Analyse des droits humains en RDC selon Paul Nsapu : deux réalités distinctes

Analyse des droits humains en RDC : Paul Nsapu oppose les violations à Kinshasa à l’urgence à l’est du pays

Lors d’un débat organisé mardi par Stanis Bujakera Tshiamala, Paul Nsapu, président de la Commission nationale des droits de l’homme (CNDH), a dressé un bilan contrasté de la situation des droits humains sous l’ère du président Tshisekedi. S’il a salué les progrès législatifs enregistrés, il a surtout mis en lumière deux dynamiques opposées sur le territoire congolais.

À Kinshasa : des violations structurelles liées à l’absence de développement

Dans les provinces sous administration directe de Kinshasa, le président de la CNDH a identifié des violations récurrentes des droits civils et politiques, mais aussi des droits économiques et sociaux. Il a notamment pointé du doigt les déficiences héritées des gouvernements précédents, responsables selon lui d’un manque criant d’infrastructures et d’une détérioration continue des conditions de vie des populations. Parmi les droits les plus touchés figurent :

  • le droit au travail
  • le droit à la santé
  • le droit à l’éducation

Pour Paul Nsapu, ces manquements s’expliquent par l’accumulation des défaillances des régimes successifs, tous caractérisés par une absence de vision développement et une incapacité à améliorer le quotidien des Congolais.

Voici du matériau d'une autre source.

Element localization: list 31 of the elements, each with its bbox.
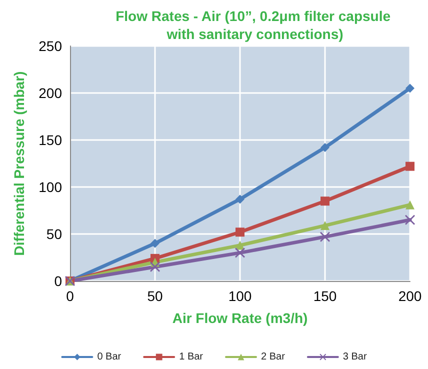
y-tick-label: 200 (38, 85, 62, 101)
legend-label: 2 Bar (261, 352, 286, 362)
y-tick-label: 0 (54, 273, 62, 289)
chart-title: Flow Rates - Air (10”, 0.2μm filter capsule with sanitary connections) (116, 8, 394, 42)
point (150, 238, 160, 248)
point (405, 214, 415, 225)
y-axis-title: Differential Pressure (mbar) (11, 71, 27, 256)
y-tick-label: 50 (46, 226, 62, 242)
point (406, 84, 414, 93)
x-tick-label: 50 (147, 288, 163, 304)
point (236, 194, 244, 204)
point (406, 200, 414, 210)
point (150, 262, 160, 272)
y-tick-label: 100 (38, 179, 62, 195)
point (320, 196, 330, 206)
x-tick-label: 150 (313, 288, 337, 304)
y-tick-label: 150 (38, 132, 62, 148)
x-tick-label: 0 (66, 288, 74, 304)
x-tick-label: 100 (228, 288, 252, 304)
x-axis-title: Air Flow Rate (m3/h) (172, 310, 308, 326)
point (320, 143, 330, 152)
legend-label: 3 Bar (342, 352, 368, 362)
point (320, 232, 330, 242)
point (406, 162, 414, 171)
x-tick-label: 200 (398, 288, 422, 304)
point (236, 228, 244, 237)
y-tick-label: 250 (38, 38, 62, 54)
point (235, 248, 245, 258)
legend-label: 1 Bar (179, 352, 204, 362)
point (320, 221, 330, 230)
legend-label: 0 Bar (97, 352, 122, 362)
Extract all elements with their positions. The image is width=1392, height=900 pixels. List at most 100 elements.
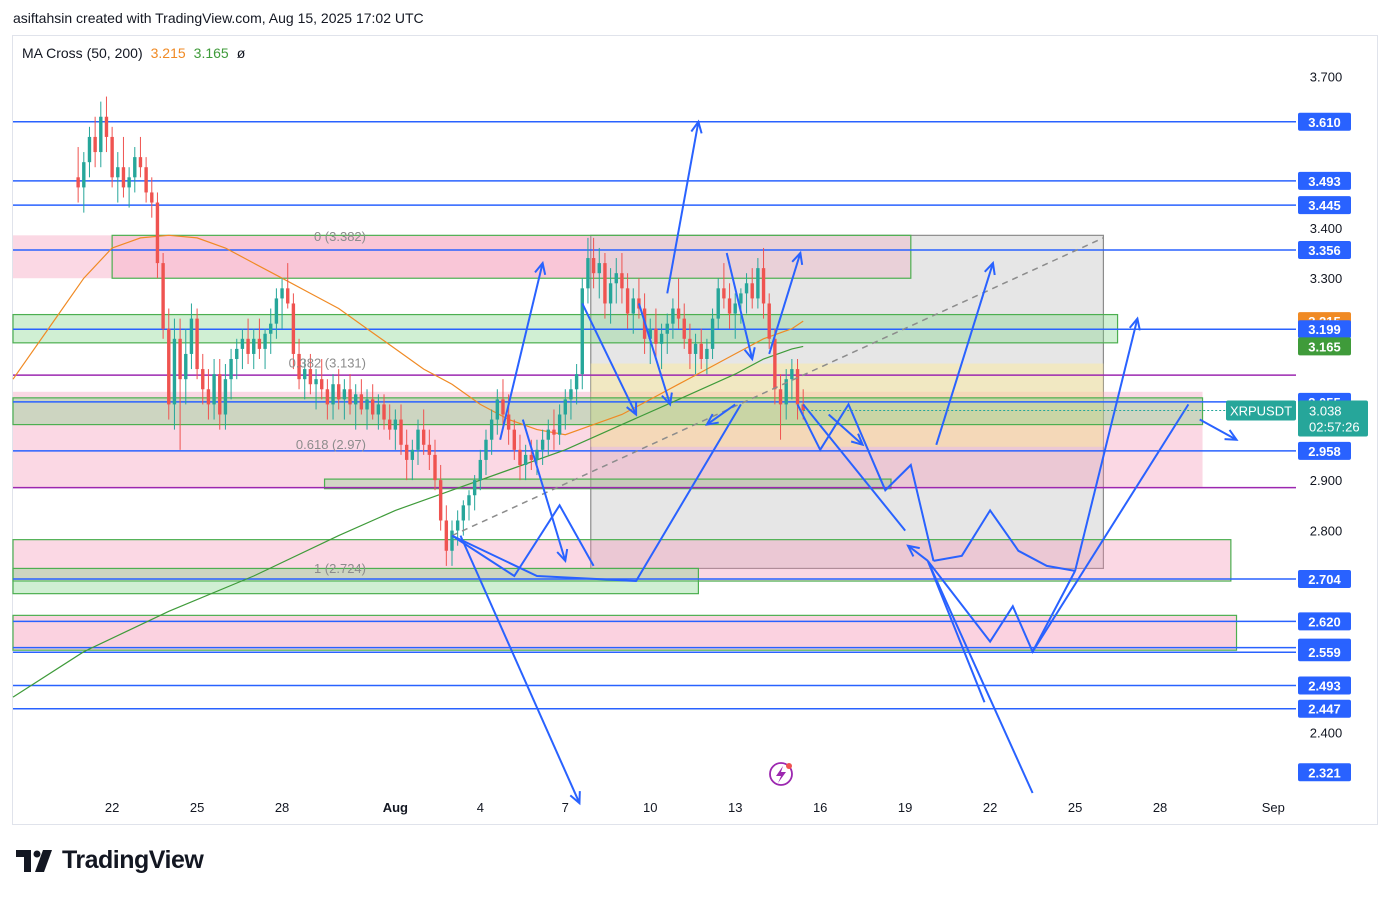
candle: [773, 328, 777, 405]
candle: [546, 419, 550, 455]
price-badge: 2.559: [1298, 643, 1351, 662]
date-tick-label: 10: [643, 800, 657, 815]
price-badge-bg: [1298, 612, 1351, 631]
price-badge-bg: [1298, 196, 1351, 215]
projection-arrow: [459, 535, 581, 806]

À l’est de la RDC : le noyau dur des droits humains bafoué au quotidien

La situation prend une dimension dramatique dans les provinces de l’est du pays, notamment dans le Nord-Kivu, le Sud-Kivu et une partie de l’Ituri. Là-bas, ce n’est plus seulement des violations structurelles qui sont observées, mais bien une atteinte frontale au noyau dur des droits humains :

  • le droit à la vie
  • le droit à la sécurité
  • la liberté fondamentale de chaque individu

Le président de la CNDH a directement pointé la présence de l’armée rwandaise ainsi que l’activité de ses alliés locaux comme facteurs aggravants de cette crise. Ces groupes, opérant dans des zones échappant au contrôle de Kinshasa, aggravent une situation déjà explosive, où les violations quotidiennes des droits les plus fondamentaux sont monnaie courante.

Paul Nsapu a conclu en soulignant l’urgence d’une réponse coordonnée pour mettre fin à ces atteintes graves, tout en appelant à une prise de conscience nationale face à cette fracture territoriale dans la protection des droits humains.